Reliable Investing

59

By Paul Mobley

Investments

 

RELIABLE INVESTING

Investing requires educating one self. Research and knowledge about markets and how to invest is a must for first time investors, and many who now invest. Diving in with both feet from the start is often unsuccessful.

The best paper investment is government paper, bonds, and so on. The theory is that the government will be the last to go broke and fail to pay off on investments. There is the further advantage that income is fixed, dependable, and the capital never goes down, with these investments.

Tangible investments are grain and meat futures, real estate, and coins. There is a limited amount of land so it becomes more valuable as the population grows. The value of real estate can gyrate up and down but it never loses all value. Gold and silver coins are good for they seldom drop below face value, and are likely to have value in any other country.

Stocks, another paper investment, can go up and down more often and even become worthless.

By these few comments one should realize that successful investing requires educating one self to all of the investment possibilities, and potential problems, before plunging into any market.

STABI:IZE YOUR FINANCIAL SITUATION FIRST

The best is to pay off all debts possible and especially credit card debts, and put in savings 3-6 months of ready cash to live on if needed.

DO NOT INVEST TO GET RICH QUICK

If that worked the majority most of the time all of us would be doing it. Such a program is likely to fail.
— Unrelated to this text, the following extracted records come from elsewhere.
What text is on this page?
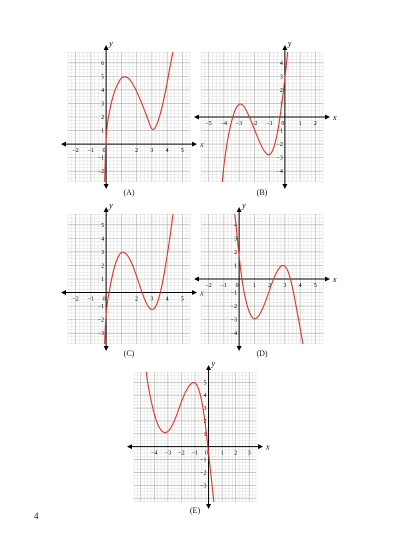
x
y
−2 −1 0	2 3 4 5
−2
−1
1
2
3
4
5
6
(A)
x
y
−5 −4 −3 −2 −1 0 1 2
−4
−3
−2
−1
1
2
3
4
(B)
x
y
−2 −1 0	2 3 4 5
−3
−2
−1
1
2
3
4
5
(C)
x
y
−2 −1 0 1 2 3 4 5
−4
−3
−2
−1
1
2
3
4
(D)
x
y
−4 −3 −2 −1 0 1 2 3
−3
−2
−1
1
2
3
4
5
(E)
4
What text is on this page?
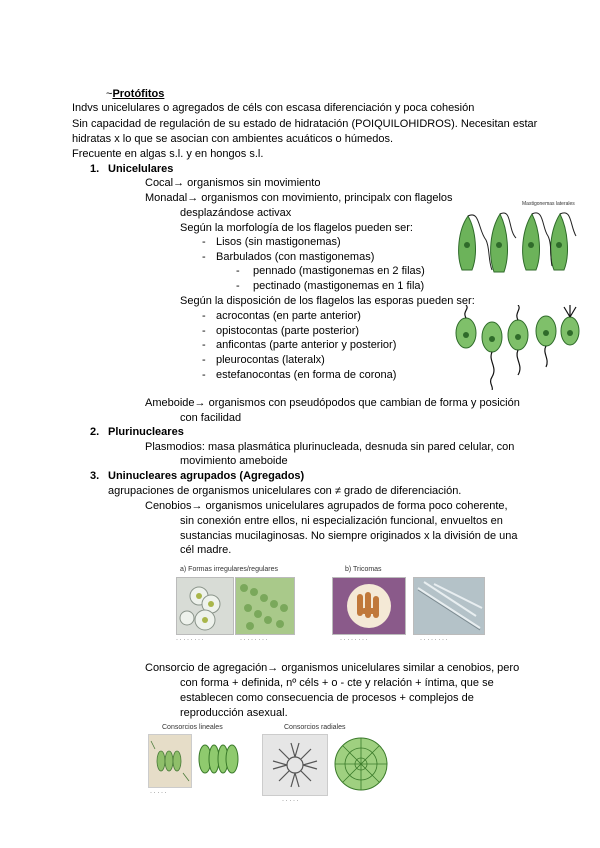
~Protófitos
Indvs unicelulares o agregados de céls con escasa diferenciación y poca cohesión
Sin capacidad de regulación de su estado de hidratación (POIQUILOHIDROS). Necesitan estar
hidratas x lo que se asocian con ambientes acuáticos o húmedos.
Frecuente en algas s.l. y en hongos s.l.
1. Unicelulares
Cocal→ organismos sin movimiento
Monadal→ organismos con movimiento, principalx con flagelos
desplazándose activax
Según la morfología de los flagelos pueden ser:
- Lisos (sin mastigonemas)
- Barbulados (con mastigonemas)
- pennado (mastigonemas en 2 filas)
- pectinado (mastigonemas en 1 fila)
Según la disposición de los flagelos las esporas pueden ser:
- acrocontas (en parte anterior)
- opistocontas (parte posterior)
- anficontas (parte anterior y posterior)
- pleurocontas (lateralx)
- estefanocontas (en forma de corona)
Ameboide→ organismos con pseudópodos que cambian de forma y posición
con facilidad
2. Plurinucleares
Plasmodios: masa plasmática plurinucleada, desnuda sin pared celular, con
movimiento ameboide
3. Uninucleares agrupados (Agregados)
agrupaciones de organismos unicelulares con ≠ grado de diferenciación.
Cenobios→ organismos unicelulares agrupados de forma poco coherente,
sin conexión entre ellos, ni especialización funcional, envueltos en
sustancias mucilaginosas. No siempre originados x la división de una
cél madre.
Consorcio de agregación→ organismos unicelulares similar a cenobios, pero
con forma + definida, nº céls + o - cte y relación + íntima, que se
establecen como consecuencia de procesos + complejos de
reproducción asexual.
Mastigonemas laterales
a) Formas irregulares/regulares	b) Tricomas
· · · · · · · ·	· · · · · · · ·	· · · · · · · ·	· · · · · · · ·
Consorcios lineales	Consorcios radiales
· · · · ·
· · · · ·
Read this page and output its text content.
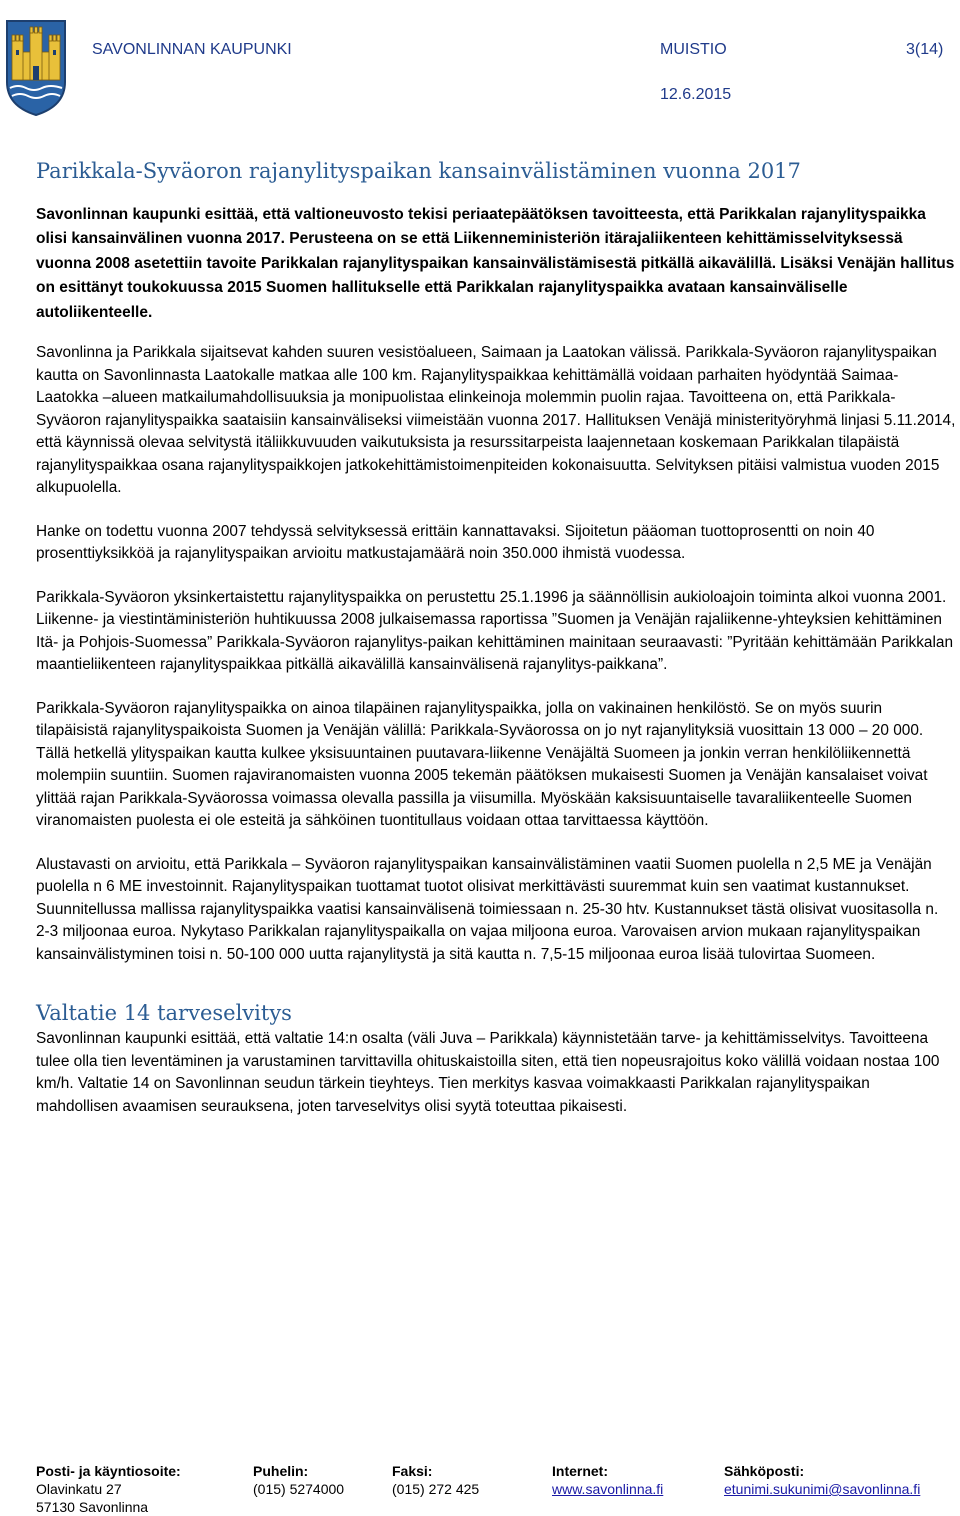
SAVONLINNAN KAUPUNKI	MUISTIO	3(14)
12.6.2015
Parikkala-Syväoron rajanylityspaikan kansainvälistäminen vuonna 2017

Savonlinnan kaupunki esittää, että valtioneuvosto tekisi periaatepäätöksen tavoitteesta, että Parikkalan rajanylityspaikka olisi kansainvälinen vuonna 2017. Perusteena on se että Liikenneministeriön itärajaliikenteen kehittämisselvityksessä vuonna 2008 asetettiin tavoite Parikkalan rajanylityspaikan kansainvälistämisestä pitkällä aikavälillä. Lisäksi Venäjän hallitus on esittänyt toukokuussa 2015 Suomen hallitukselle että Parikkalan rajanylityspaikka avataan kansainväliselle autoliikenteelle.

Savonlinna ja Parikkala sijaitsevat kahden suuren vesistöalueen, Saimaan ja Laatokan välissä. Parikkala-Syväoron rajanylityspaikan kautta on Savonlinnasta Laatokalle matkaa alle 100 km. Rajanylityspaikkaa kehittämällä voidaan parhaiten hyödyntää Saimaa-Laatokka –alueen matkailumahdollisuuksia ja monipuolistaa elinkeinoja molemmin puolin rajaa. Tavoitteena on, että Parikkala-Syväoron rajanylityspaikka saataisiin kansainväliseksi viimeistään vuonna 2017. Hallituksen Venäjä ministerityöryhmä linjasi 5.11.2014, että käynnissä olevaa selvitystä itäliikkuvuuden vaikutuksista ja resurssitarpeista laajennetaan koskemaan Parikkalan tilapäistä rajanylityspaikkaa osana rajanylityspaikkojen jatkokehittämistoimenpiteiden kokonaisuutta. Selvityksen pitäisi valmistua vuoden 2015 alkupuolella.

Hanke on todettu vuonna 2007 tehdyssä selvityksessä erittäin kannattavaksi. Sijoitetun pääoman tuottoprosentti on noin 40 prosenttiyksikköä ja rajanylityspaikan arvioitu matkustajamäärä noin 350.000 ihmistä vuodessa.

Parikkala-Syväoron yksinkertaistettu rajanylityspaikka on perustettu 25.1.1996 ja säännöllisin aukioloajoin toiminta alkoi vuonna 2001. Liikenne- ja viestintäministeriön huhtikuussa 2008 julkaisemassa raportissa ”Suomen ja Venäjän rajaliikenne-yhteyksien kehittäminen Itä- ja Pohjois-Suomessa” Parikkala-Syväoron rajanylitys-paikan kehittäminen mainitaan seuraavasti: ”Pyritään kehittämään Parikkalan maantieliikenteen rajanylityspaikkaa pitkällä aikavälillä kansainvälisenä rajanylitys-paikkana”.

Parikkala-Syväoron rajanylityspaikka on ainoa tilapäinen rajanylityspaikka, jolla on vakinainen henkilöstö. Se on myös suurin tilapäisistä rajanylityspaikoista Suomen ja Venäjän välillä: Parikkala-Syväorossa on jo nyt rajanylityksiä vuosittain 13 000 – 20 000. Tällä hetkellä ylityspaikan kautta kulkee yksisuuntainen puutavara-liikenne Venäjältä Suomeen ja jonkin verran henkilöliikennettä molempiin suuntiin. Suomen rajaviranomaisten vuonna 2005 tekemän päätöksen mukaisesti Suomen ja Venäjän kansalaiset voivat ylittää rajan Parikkala-Syväorossa voimassa olevalla passilla ja viisumilla. Myöskään kaksisuuntaiselle tavaraliikenteelle Suomen viranomaisten puolesta ei ole esteitä ja sähköinen tuontitullaus voidaan ottaa tarvittaessa käyttöön.

Alustavasti on arvioitu, että Parikkala – Syväoron rajanylityspaikan kansainvälistäminen vaatii Suomen puolella n 2,5 ME ja Venäjän puolella n 6 ME investoinnit. Rajanylityspaikan tuottamat tuotot olisivat merkittävästi suuremmat kuin sen vaatimat kustannukset. Suunnitellussa mallissa rajanylityspaikka vaatisi kansainvälisenä toimiessaan n. 25-30 htv. Kustannukset tästä olisivat vuositasolla n. 2-3 miljoonaa euroa. Nykytaso Parikkalan rajanylityspaikalla on vajaa miljoona euroa. Varovaisen arvion mukaan rajanylityspaikan kansainvälistyminen toisi n. 50-100 000 uutta rajanylitystä ja sitä kautta n. 7,5-15 miljoonaa euroa lisää tulovirtaa Suomeen.

Valtatie 14 tarveselvitys

Savonlinnan kaupunki esittää, että valtatie 14:n osalta (väli Juva – Parikkala) käynnistetään tarve- ja kehittämisselvitys. Tavoitteena tulee olla tien leventäminen ja varustaminen tarvittavilla ohituskaistoilla siten, että tien nopeusrajoitus koko välillä voidaan nostaa 100 km/h. Valtatie 14 on Savonlinnan seudun tärkein tieyhteys. Tien merkitys kasvaa voimakkaasti Parikkalan rajanylityspaikan mahdollisen avaamisen seurauksena, joten tarveselvitys olisi syytä toteuttaa pikaisesti.

Posti- ja käyntiosoite:
Olavinkatu 27
57130 Savonlinna
Puhelin:
(015) 5274000
Faksi:
(015) 272 425
Internet:
www.savonlinna.fi
Sähköposti:
etunimi.sukunimi@savonlinna.fi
DETERMINE YOUR STYLE OF INVESTING

Some may be moderate, others aggressive, and still other conservative. Learn your risk tolerance and follow it to prevent frequent stress and upset.

WHAT ARE YOUR GOALS

Set goals after first determining them through considered thinking. Is it retirement? Money for kids to complete college, or pay cash for a house when you retire. Set goals for where you want to go.

ALLOW TIME IN YOUR PLAN

Few, if any, investment plans will make you rich overnight. Ask a CPA and he will tell you that 20 years is a good minimum time period.

LOOK AT YOUR RETIREMENT

How much time is there until you retire? What do you want to have when you retire? How much will your social security be? How much will pension plans bring in? All of this is important to investing.

SET DOWN WITH AN ADVISOR

By all means consult with a financial planner. Be honest with him or her as to where you are today, your debts, income, and where you want to go. He can take that information and map out a good and workable investment plan for you, including how much you can invest, and the frequency. Your bank may have a financial planner that will do this for free.

EVALUATE, EVALUATE

Thoroughly evaluate potential investments. For stock, for example, get their history of income, stock values, and have they paid a dividend every year, and how much was it. And do these indicate dependability in terms of the percent return on our investment.

STRATEGY

Never invest without a plan, and a strategy to reach the goals of that plan. A financial planner will help. Listen to him.

ARE YOU READY

You should be knowledgeable, have a plan and a strategy to achieve its goals, and probably a list of good investments, by now. Then you are ready to risk that first dollar.

IN CLOSING

Investing can be fun and rewarding when one is prepared. When one is unprepared they can lose money or never achieve goals and be miserable. Be prepared and enjoy investing.